Along the way, the U.S. Court of Appeals for the Fourth Circuit ruled that government-provided summaries of statements these men made while in secret custody should be assumed reliable enough to be used as evidence in federal court. Put differently, the court held that it was not only fine to ignore widespread accounts that the witnesses had been tortured, but it was also necessary to assume that any statements made under torture were reliable. That decision remains on the books today.
It is of course true that criminal prosecution alone is not a sufficient response to the threat of terrorism. I know no one who argues that it is. But in those cases where criminal prosecution is possible, it remains one of the most powerful tools we have for securing the long-term detention of individual terrorists and the meaningful punishment of terrorist acts. This power comes not just from raw force, but from the basic respect the idea of American criminal justice is afforded here and around the world. The prospect that this justice system would consider crediting statements made under torture and cruel treatment -- when anyone would say anything to make it stop -- destroys this respect.

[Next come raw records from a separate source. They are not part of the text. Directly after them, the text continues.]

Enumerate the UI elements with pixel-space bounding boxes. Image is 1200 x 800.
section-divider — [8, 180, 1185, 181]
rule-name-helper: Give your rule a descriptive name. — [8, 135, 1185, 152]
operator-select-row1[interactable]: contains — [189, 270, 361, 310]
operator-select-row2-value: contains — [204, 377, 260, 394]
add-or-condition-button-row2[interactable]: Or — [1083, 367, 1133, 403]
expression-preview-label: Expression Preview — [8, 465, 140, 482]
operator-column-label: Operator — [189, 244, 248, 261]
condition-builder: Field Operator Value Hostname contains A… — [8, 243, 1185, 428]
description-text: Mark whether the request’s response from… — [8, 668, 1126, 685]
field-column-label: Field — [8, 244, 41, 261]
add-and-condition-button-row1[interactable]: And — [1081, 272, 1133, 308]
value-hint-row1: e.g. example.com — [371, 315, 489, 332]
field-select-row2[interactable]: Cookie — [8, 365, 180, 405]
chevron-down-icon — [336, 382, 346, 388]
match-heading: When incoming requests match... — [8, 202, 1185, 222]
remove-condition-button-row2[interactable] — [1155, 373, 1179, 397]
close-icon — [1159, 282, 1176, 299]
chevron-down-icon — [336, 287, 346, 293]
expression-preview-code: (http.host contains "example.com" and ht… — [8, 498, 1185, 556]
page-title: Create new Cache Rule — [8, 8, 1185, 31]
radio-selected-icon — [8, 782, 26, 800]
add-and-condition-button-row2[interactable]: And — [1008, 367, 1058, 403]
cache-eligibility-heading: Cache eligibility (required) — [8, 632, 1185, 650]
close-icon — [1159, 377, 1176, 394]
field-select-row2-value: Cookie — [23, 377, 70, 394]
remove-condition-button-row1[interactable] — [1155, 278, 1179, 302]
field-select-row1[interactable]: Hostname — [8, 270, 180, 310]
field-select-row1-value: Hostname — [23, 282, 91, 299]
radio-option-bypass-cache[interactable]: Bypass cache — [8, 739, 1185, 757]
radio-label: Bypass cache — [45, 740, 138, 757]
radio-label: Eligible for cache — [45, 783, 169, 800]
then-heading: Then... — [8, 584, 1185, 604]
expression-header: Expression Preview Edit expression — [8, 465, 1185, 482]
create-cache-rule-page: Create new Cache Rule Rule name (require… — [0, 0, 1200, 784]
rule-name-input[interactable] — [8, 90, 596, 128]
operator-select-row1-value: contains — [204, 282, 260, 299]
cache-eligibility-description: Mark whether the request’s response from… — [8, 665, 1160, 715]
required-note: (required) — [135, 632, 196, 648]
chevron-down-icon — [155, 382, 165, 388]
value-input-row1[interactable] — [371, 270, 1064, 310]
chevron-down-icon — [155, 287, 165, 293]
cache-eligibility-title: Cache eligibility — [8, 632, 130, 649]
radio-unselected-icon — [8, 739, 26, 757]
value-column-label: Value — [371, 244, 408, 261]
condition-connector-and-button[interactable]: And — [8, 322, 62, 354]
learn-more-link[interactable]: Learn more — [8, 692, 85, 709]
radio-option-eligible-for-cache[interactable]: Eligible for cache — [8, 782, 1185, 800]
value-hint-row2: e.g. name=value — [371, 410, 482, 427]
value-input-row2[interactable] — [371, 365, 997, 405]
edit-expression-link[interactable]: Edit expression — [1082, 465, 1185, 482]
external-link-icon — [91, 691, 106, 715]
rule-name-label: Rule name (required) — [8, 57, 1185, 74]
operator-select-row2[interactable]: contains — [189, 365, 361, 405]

Nearly four centuries since the English abolished the Star Chamber, notorious for welcoming evidence obtained by “the rack and screw,” U.S. actions are pushing law back to those times. Whether statements made under coercion are ultimately used to exonerate the guilty (as many fear in the case of Pearl’s killer) or convict the innocent (as we hope won’t happen to those at Guantanamo Bay), there is little hope of doing justice under the law while allowing the illegality of torture to infect case after case.